Not at all. They should be *run* by default in this case, not just be
built. If their point is to check the code, they must do that, not just
build against some headers. See the end of this email.


On Wed, Sep 11, 2013 at 4:53 PM, Peter Hutterer wrote:
from my experience, every project I've worked on that has a test
suite needed this patch eventually, there's always a way to forget
to run make check and suddenly you find out that it's been broken
for months. (this is largely because test suites have a tendency to
become outdated and useless, but...)

Again, users need a “patch”. I’ll add a bit on that at the end of this
email.


how so? TESTS defines what's run during make check. check_* defines
what's built, the two are related but not the same.

Because building tests means you need their *dependencies*, which should
definitely not be needed if you do not want to run them.


I know the principle, I'm claiming that without this, tests will
eventually break unless you find a way to force everyone to run make
check.

Which, coincidentally, wastes maintainer time too if you get a patch
that's fine but breaks make check and you have to get through another
revision.

So, you have tests that build. Fine. Now what? If nobody run them, they are useless. The best way to force them is the vcs. Just add a git hook that runs them on commit or push, are you are sure you repo will never break. But you should teach people to run them, not force them to do so.

A good example (for me) is Cairo. Their tests are noinst_* already (side note: we have to patch that in Exherbo to avoid circular dependencies on fresh installs).
They are known to be broken for ages, but they build fine, sure!

Having tests built by default is not a bad idea, it is a bad fix. The developer *will* think “Hey, tests build, everything’s ok!” while his commit just broke them.
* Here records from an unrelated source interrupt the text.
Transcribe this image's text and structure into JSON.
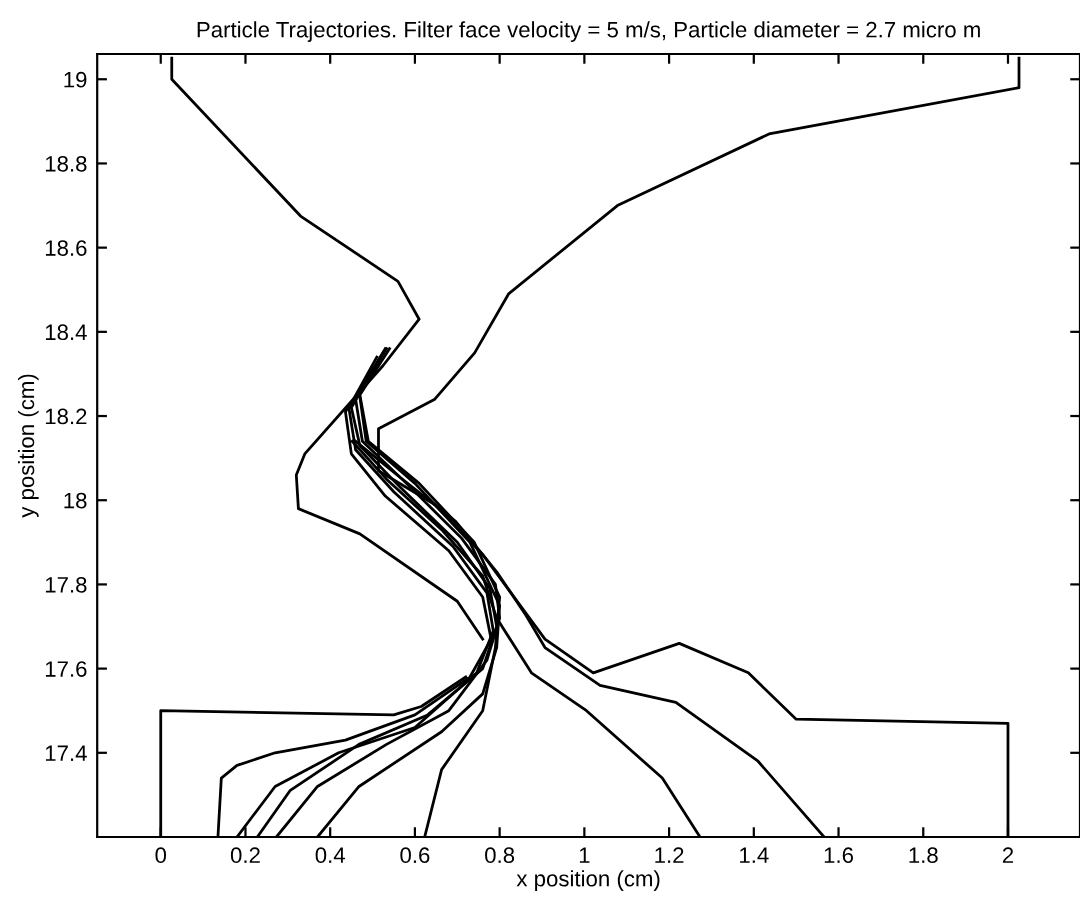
{
  "chart_data": {
    "type": "line",
    "title": "Particle Trajectories. Filter face velocity = 5 m/s, Particle diameter = 2.7 micro m",
    "xlabel": "x position (cm)",
    "ylabel": "y position (cm)",
    "xlim": [
      -0.15,
      2.17
    ],
    "ylim": [
      17.2,
      19.06
    ],
    "xticks": [
      0,
      0.2,
      0.4,
      0.6,
      0.8,
      1,
      1.2,
      1.4,
      1.6,
      1.8,
      2
    ],
    "yticks": [
      17.4,
      17.6,
      17.8,
      18,
      18.2,
      18.4,
      18.6,
      18.8,
      19
    ],
    "grid": false,
    "marker": "none",
    "line_style": "solid",
    "series": [
      {
        "color": "#000000",
        "x": [
          0.026,
          0.026,
          0.33,
          0.56,
          0.61,
          0.525,
          0.34,
          0.32,
          0.325,
          0.47,
          0.7,
          0.76
        ],
        "values": [
          19.05,
          19.0,
          18.675,
          18.52,
          18.43,
          18.32,
          18.11,
          18.06,
          17.98,
          17.92,
          17.76,
          17.67
        ]
      },
      {
        "color": "#000000",
        "x": [
          2.026,
          2.026,
          1.436,
          1.078,
          0.821,
          0.741,
          0.647,
          0.514,
          0.514,
          0.647,
          0.761,
          0.907,
          1.021,
          1.224,
          1.387,
          1.5,
          2.0,
          2.0
        ],
        "values": [
          19.05,
          18.98,
          18.87,
          18.7,
          18.49,
          18.35,
          18.24,
          18.17,
          18.07,
          17.99,
          17.87,
          17.67,
          17.59,
          17.66,
          17.59,
          17.48,
          17.47,
          17.2
        ]
      },
      {
        "color": "#000000",
        "x": [
          0,
          0,
          0.55,
          0.615,
          0.72
        ],
        "values": [
          17.2,
          17.5,
          17.49,
          17.51,
          17.58
        ]
      },
      {
        "color": "#000000",
        "x": [
          0.135,
          0.143,
          0.18,
          0.27,
          0.436,
          0.6,
          0.73,
          0.78,
          0.76,
          0.68,
          0.53,
          0.45,
          0.436,
          0.47,
          0.53
        ],
        "values": [
          17.2,
          17.34,
          17.37,
          17.4,
          17.43,
          17.49,
          17.58,
          17.67,
          17.77,
          17.88,
          18.01,
          18.11,
          18.21,
          18.26,
          18.36
        ]
      },
      {
        "color": "#000000",
        "x": [
          0.18,
          0.27,
          0.42,
          0.6,
          0.746,
          0.785,
          0.77,
          0.69,
          0.55,
          0.46,
          0.444,
          0.51
        ],
        "values": [
          17.2,
          17.32,
          17.4,
          17.46,
          17.59,
          17.69,
          17.78,
          17.89,
          18.02,
          18.12,
          18.22,
          18.34
        ]
      },
      {
        "color": "#000000",
        "x": [
          0.228,
          0.305,
          0.468,
          0.63,
          0.76,
          0.793,
          0.777,
          0.7,
          0.566,
          0.47,
          0.45,
          0.52
        ],
        "values": [
          17.2,
          17.31,
          17.42,
          17.49,
          17.6,
          17.7,
          17.79,
          17.9,
          18.03,
          18.13,
          18.22,
          18.34
        ]
      },
      {
        "color": "#000000",
        "x": [
          0.273,
          0.37,
          0.533,
          0.68,
          0.77,
          0.8,
          0.79,
          0.71,
          0.58,
          0.476,
          0.46,
          0.525
        ],
        "values": [
          17.2,
          17.32,
          17.42,
          17.5,
          17.62,
          17.72,
          17.8,
          17.91,
          18.04,
          18.14,
          18.24,
          18.35
        ]
      },
      {
        "color": "#000000",
        "x": [
          0.37,
          0.468,
          0.663,
          0.76,
          0.793,
          0.8,
          0.73,
          0.6,
          0.485,
          0.468,
          0.533
        ],
        "values": [
          17.2,
          17.32,
          17.45,
          17.54,
          17.65,
          17.75,
          17.9,
          18.04,
          18.14,
          18.26,
          18.36
        ]
      },
      {
        "color": "#000000",
        "x": [
          0.623,
          0.663,
          0.76,
          0.79,
          0.8,
          0.74,
          0.61,
          0.49,
          0.47,
          0.54
        ],
        "values": [
          17.2,
          17.36,
          17.5,
          17.65,
          17.77,
          17.9,
          18.04,
          18.14,
          18.25,
          18.36
        ]
      },
      {
        "color": "#000000",
        "x": [
          1.273,
          1.184,
          1.005,
          0.875,
          0.793,
          0.76,
          0.663,
          0.533,
          0.452
        ],
        "values": [
          17.2,
          17.34,
          17.5,
          17.59,
          17.72,
          17.82,
          17.93,
          18.05,
          18.14
        ]
      },
      {
        "color": "#000000",
        "x": [
          1.566,
          1.41,
          1.216,
          1.037,
          0.907,
          0.86,
          0.793,
          0.696,
          0.558,
          0.46
        ],
        "values": [
          17.2,
          17.38,
          17.52,
          17.56,
          17.65,
          17.73,
          17.83,
          17.95,
          18.06,
          18.14
        ]
      }
    ]
  }
}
If you want to force tests build or run, you can tweak rules a bit:

if RUN_TESTS_BY_DEFAULT
 ifneq ($(ALREADY_INSIDE),yes)
all-local:
        $(MAKE) ALREADY_INSIDE=yes check
 endif
else
if BUILD_TESTS_BY_DEFAULT
 ifneq ($(ALREADY_INSIDE),yes)
all-local:
        $(MAKE) TESTS= ALREADY_INSIDE=yes check
 endif
endif
endif

It is both more explicit and saner, imo.


As a last note: if tests do not introduce new dependencies *and* are quick to build, it is fine to build them by default from a packager’s point of view (but not with a check_ vs. noinst_ hack). But please, do not tell me “it will make people keep them up-to-date”. They should be *already*, since people *should* run (and thus build) them. Also, having them broken clearly states “we don’t care about them”, which is sane if upstream really do not care.